The Mediterranean sea bass is another stunning predator to chase on the fly here. Italy on the Fly has a unique location with exclusive fishing rights on a huge shallow lagoon (basically a big flat) in southern Tuscany, where anglers can experience savage topwater attacks by these powerful predators. We are also running what we love to call “The Roman Slam,” featuring a different fishing experience in the area (from 20 feet from the city centre to maximum two hours by car) each day. Start on a fully equipped bass boat at the mouth of the Tiber in Rome, where you can fish for mullet, seabass, and bluefish (when they are in). Then try for pike and asp on volcanic and mountain lakes, native brown trout in the countryside and much more. Each location is surrounded by archeological sites, ancient Roman ruins, and incredible historic and artistic places.
3. What is the Italian fly-fishing culture like? Is it different from American fly fishing?
As you may already know, the first description of an artificial fly was by the Roman historian Claudius Aelianus around 200 AD, describing a fly pattern used by Macedonian fishermen. It is also known that, during the first invasion of Britannia in the 43 AD, Romans fished for salmon on the Thames and Tyne with a “bait” called “Plumme,” which in Latin means “feather.”
All over Italy, there are local, traditional fly-fishing methods–such as “Valsesiana” (from Valsesia, a remote high mountain valley in Piedmont Region of northwestern Italy) and “Scuriazzo” (from the Abruzzo, Molise and Campania Region in central-southern Italy). Both methods used furled horse-hair line, gut tippet and a simple fly, similar to the traditional North Country Spiders. Both methods are very similar to the traditional Japanese Tenkara.
American and Italian cultures did cross and blend a lot, especially after the WWII. Also thanks to movies, TV series, Italo-American communities, and so on, our modern culture is very similar and so it is the “modern” Fly Fishing. Just to give you an example, I do not know a single Italian fly angler who did not watch “A River Runs Through It.”
4. What are some other experiences visitors to your region can enjoy?
This is Italy! Every single fishing destination includes breath-taking scenery, history, and traditions.
Delicious local food, premium and world renowned local wines, castles, museums, ancient villages, archeological sites, nature (mountain, countryside, sea), art, shopping, fashion–you name it!
Every fishing experience includes all of the above.

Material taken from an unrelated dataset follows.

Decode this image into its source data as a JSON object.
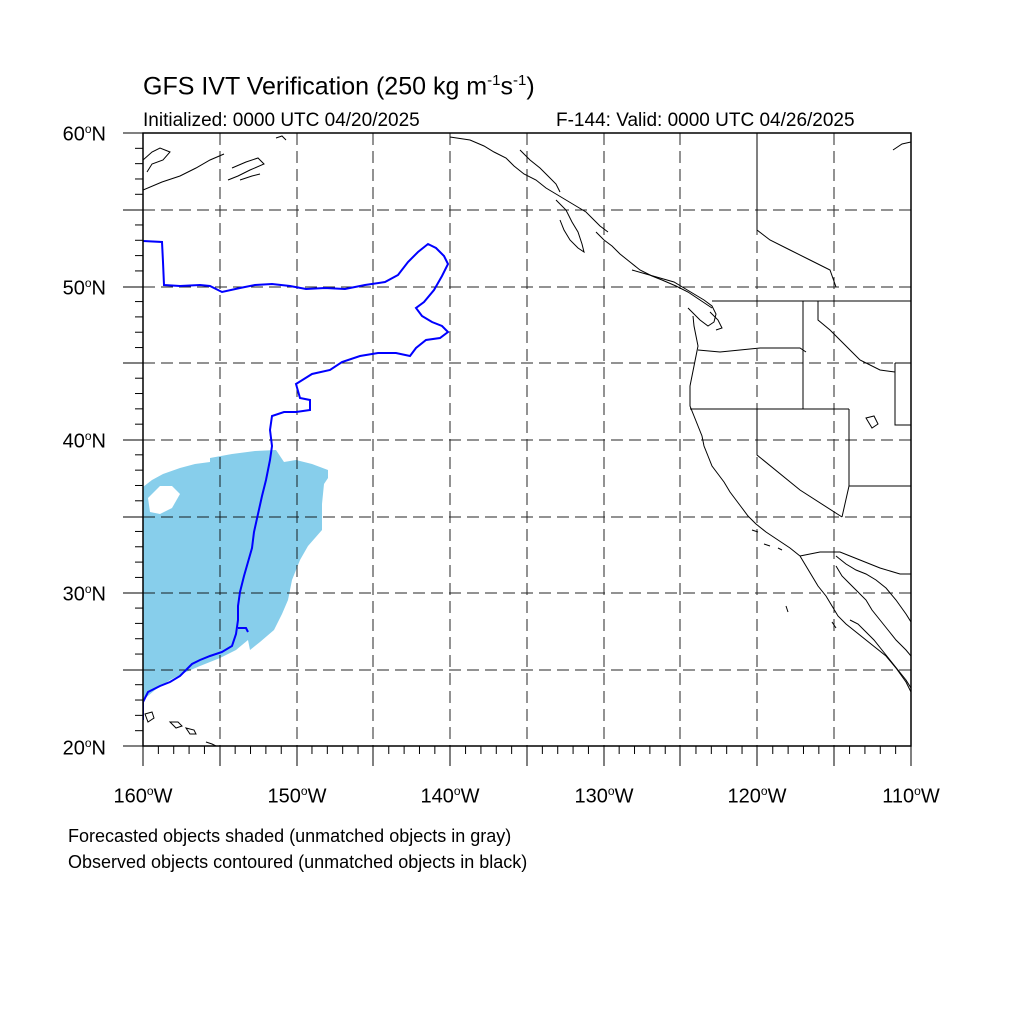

Italy represents one of the best place in the world to fly fish, and it is also the best place to enjoy with a non-fishing partner.
5. What are your top 5 fly patterns for fishing in your region?
Very tough question! But if I had to narrow the choice of my flies down to an “all inclusive” magnificent 5, I’d say:
- Elk-Hair Caddis: That’s a classic. Even when trout are not rising, we call it “pesca in caccia” (literally hunting-fishing), which means to blind-fish by reading the water. In many situations fish will be looking up, so if you cast in the right spot, with the right presentation, with the right drift . . . fish on!
- Comparadun: When trout are rising, a “minimal” Comparadun pattern can be the winning choice for very selective fish.
- Pheasant Tail Nymph: another absolute classic, with thousands of variations. It can be use in high-sticking, French-nymphing, Czech nymphing on the dropper, as a dropper of a dry, and so on.
- Clouser Minnow: One of the best all-rounder streamer. Just varying the size, you can chase big marbles (and trout in general), sea bass, and believe it or not, mullet and many other predators.
- Popper (Classic, Cigarette or Crease): When I fish topwater, especially for sea bass (and for predators in general), it is one of the flies able to make my heart stop and then rumble. Few things are like a big fish cutting through the surface and smash your fly in a noisy splash!